Emi talks of her brother as “always being on the go”. She says she doesn’t care at all about her father, has no desire in catching up with him and rebuilding ties. But it’s intensely clear her wounds are still fresh. Her demonstration of disinterest masks bitterness and grief that haven’t been processed. It haunts every decision she makes, specially how she looks at things with her fiancé. She’s moving in with him but there’s a gnawing feeling from a single scene alone with him that this might be headed for disaster. Emi is averting deep-set waves of loss, which only pushes her into a slough of rushed choices. She does have a crease of doubts but represses it. She’s displeased with Ren’s efforts at wanting to regroup with her father in some way.
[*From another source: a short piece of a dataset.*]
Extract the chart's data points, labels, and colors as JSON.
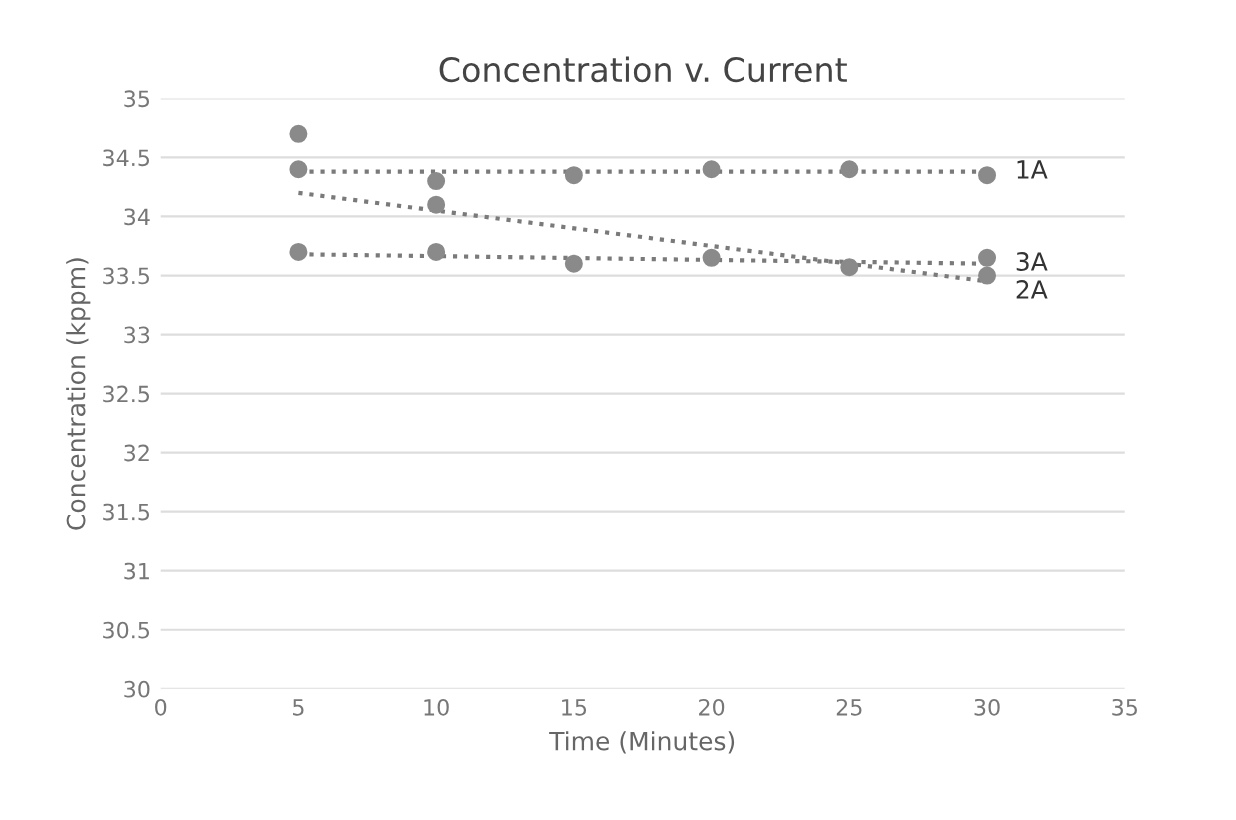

One of the film’s best scenes arrives when Ren meets his father for the first time in many years. The latter is back in Tokyo overseeing a new project. The father is now a major landscape architect. Ren had noticed him at his firm where he has a delivery. The first time their glances collide, the father and son don’t come closer. The next time, as the two stand face to face, it’s a moment that assembles its power in Kurosaki’s quick-flitting expressions. After a spell of silence—not really knowing what he could say without being hurtful and cold—all the father asks is whether the son has money. Kurosaki’s mien darts from amusement to pure disgust and rage. “You don’t get it,” Ren finally erupts, a façade of civility blown apart.
In latter stretches, Danzuga pulls a breathtaking sleight-of-hand, a magical twist just casually dropping on a mundane dinner. Something crashes from the ceiling. No one in the restaurant but the family takes notice. It’s a clever harking of a wildly unexpected person who joins them at the table. To reveal more would be to spoil the scene’s singular awe.
Brand New Landscape navigates the city as central to characters and vice versa. There’s the young wrestling with alienation, fast-accelerating change, the old denying responsibility. At his firm, Hajime confronts unease when he takes on a redevelopment project that’s said to displace the poor and render them homeless. Hajime asserts he needs projects like this to pay salaries. The authorities can manage the rehabilitation. He skirts any onus. It's a state of flux wherein Danzuga’s characters seek to mine meaning, a vulnerable anchor. Brand New Landscape distils emotional tussle in measured strokes, each tiny gesture rich with the unsaid. It’s immeasurably moving—a soft embrace of a film.
Brand New Landscape premiered in Directors’ Fortnight at Cannes 2025.